The test for big data is whether its output is relevant to key decisions. And it should complement rather than replace other sorts of information. LEGO engineers decide which products to develop based partly on input from hobbyist groups and other customer communities. Apple Store employees spend part of their time learning and discussing customer feedback from the previous day or week so they can make better decisions about customer service. “Small data” of this sort—direct and often qualitative—is particularly helpful for the everyday decisions made by frontline employees, which often add up to considerable value over time.
Information is cheap and easily available today, so it is probably no surprise that many companies suffer from too much of it. But organizational infobesity undermines performance and demoralizes the employees who have to cope with it, leaving people feeling they are trapped inside an “endless runner” video game.

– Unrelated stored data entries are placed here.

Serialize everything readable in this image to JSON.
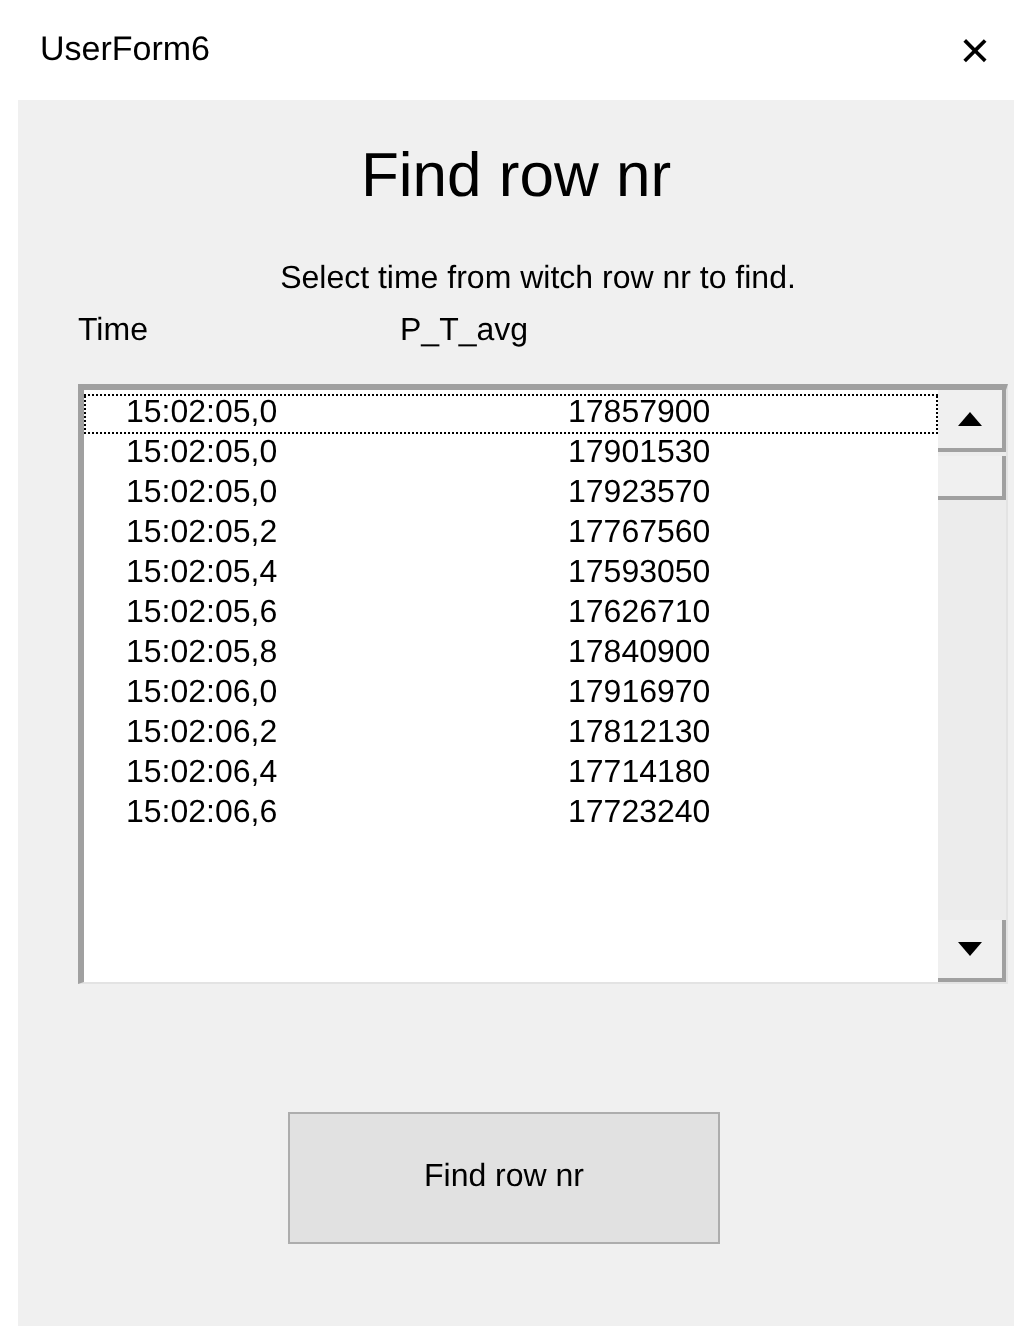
{
  "window": {
    "title": "UserForm6",
    "close": "×"
  },
  "heading": "Find row nr",
  "instruction": "Select time from witch row nr to find.",
  "columns": [
    "Time",
    "P_T_avg"
  ],
  "rows": [
    {
      "time": "15:02:05,0",
      "value": "17857900",
      "focused": true
    },
    {
      "time": "15:02:05,0",
      "value": "17901530",
      "focused": false
    },
    {
      "time": "15:02:05,0",
      "value": "17923570",
      "focused": false
    },
    {
      "time": "15:02:05,2",
      "value": "17767560",
      "focused": false
    },
    {
      "time": "15:02:05,4",
      "value": "17593050",
      "focused": false
    },
    {
      "time": "15:02:05,6",
      "value": "17626710",
      "focused": false
    },
    {
      "time": "15:02:05,8",
      "value": "17840900",
      "focused": false
    },
    {
      "time": "15:02:06,0",
      "value": "17916970",
      "focused": false
    },
    {
      "time": "15:02:06,2",
      "value": "17812130",
      "focused": false
    },
    {
      "time": "15:02:06,4",
      "value": "17714180",
      "focused": false
    },
    {
      "time": "15:02:06,6",
      "value": "17723240",
      "focused": false
    }
  ],
  "button": "Find row nr"
}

Smart companies will address infobesity sooner rather than later—by tailoring their information flows to their most important decisions.
Paul Rogers is a partner with Bain & Company in London and leads the firm’s Global Organization practice. Rudy Puryear is a partner in Chicago and leader of the Global Information Technology practice. James Root is a partner in Hong Kong and leader of the Asia-Pacific Organization practice.
The impact of infobesity
Infobesity—or information overload, to use the more general term—has been around for a while. Consider the Reuters report Dying for Information, first published in 1996, in the early days of the Web. Here are the startling statistics, as summarized by Reuters:
- Two-thirds of managers report that tension with work colleagues and loss of job satisfaction arise because of stress associated with information overload.
- One-third of managers suffer from ill health as a direct consequence of stress associated with information overload. This figure rises to 43% among senior managers.
- Almost two-thirds (62%) of managers testify that their personal relationships suffer as a result of information overload.
- 43% of managers think that important decisions are delayed and of having too much information.
- One in five senior managers believes that substantial amounts of time are wasted collecting and searching for information.
- Almost half (48%) think that the Internet will be a prime cause of information overload over the next two years.
And indeed, the condition has almost certainly grown worse. In early 2010, the research firm Basex conducted a survey asking knowledge workers to describe their workday. Among the study’s findings, according to Basex:
- 66% of knowledge workers feel they don't have enough time to get all of their work done.
- More than 50% of knowledge workers feel that the amount of information they are presented with on a daily basis is detrimental to getting their work done.
- 94% of those surveyed at some point have felt overwhelmed by information to the point of incapacity.
- 30% of knowledge workers have no time at all for thought and reflection during their day, while 58% had only between 15 and 30 minutes.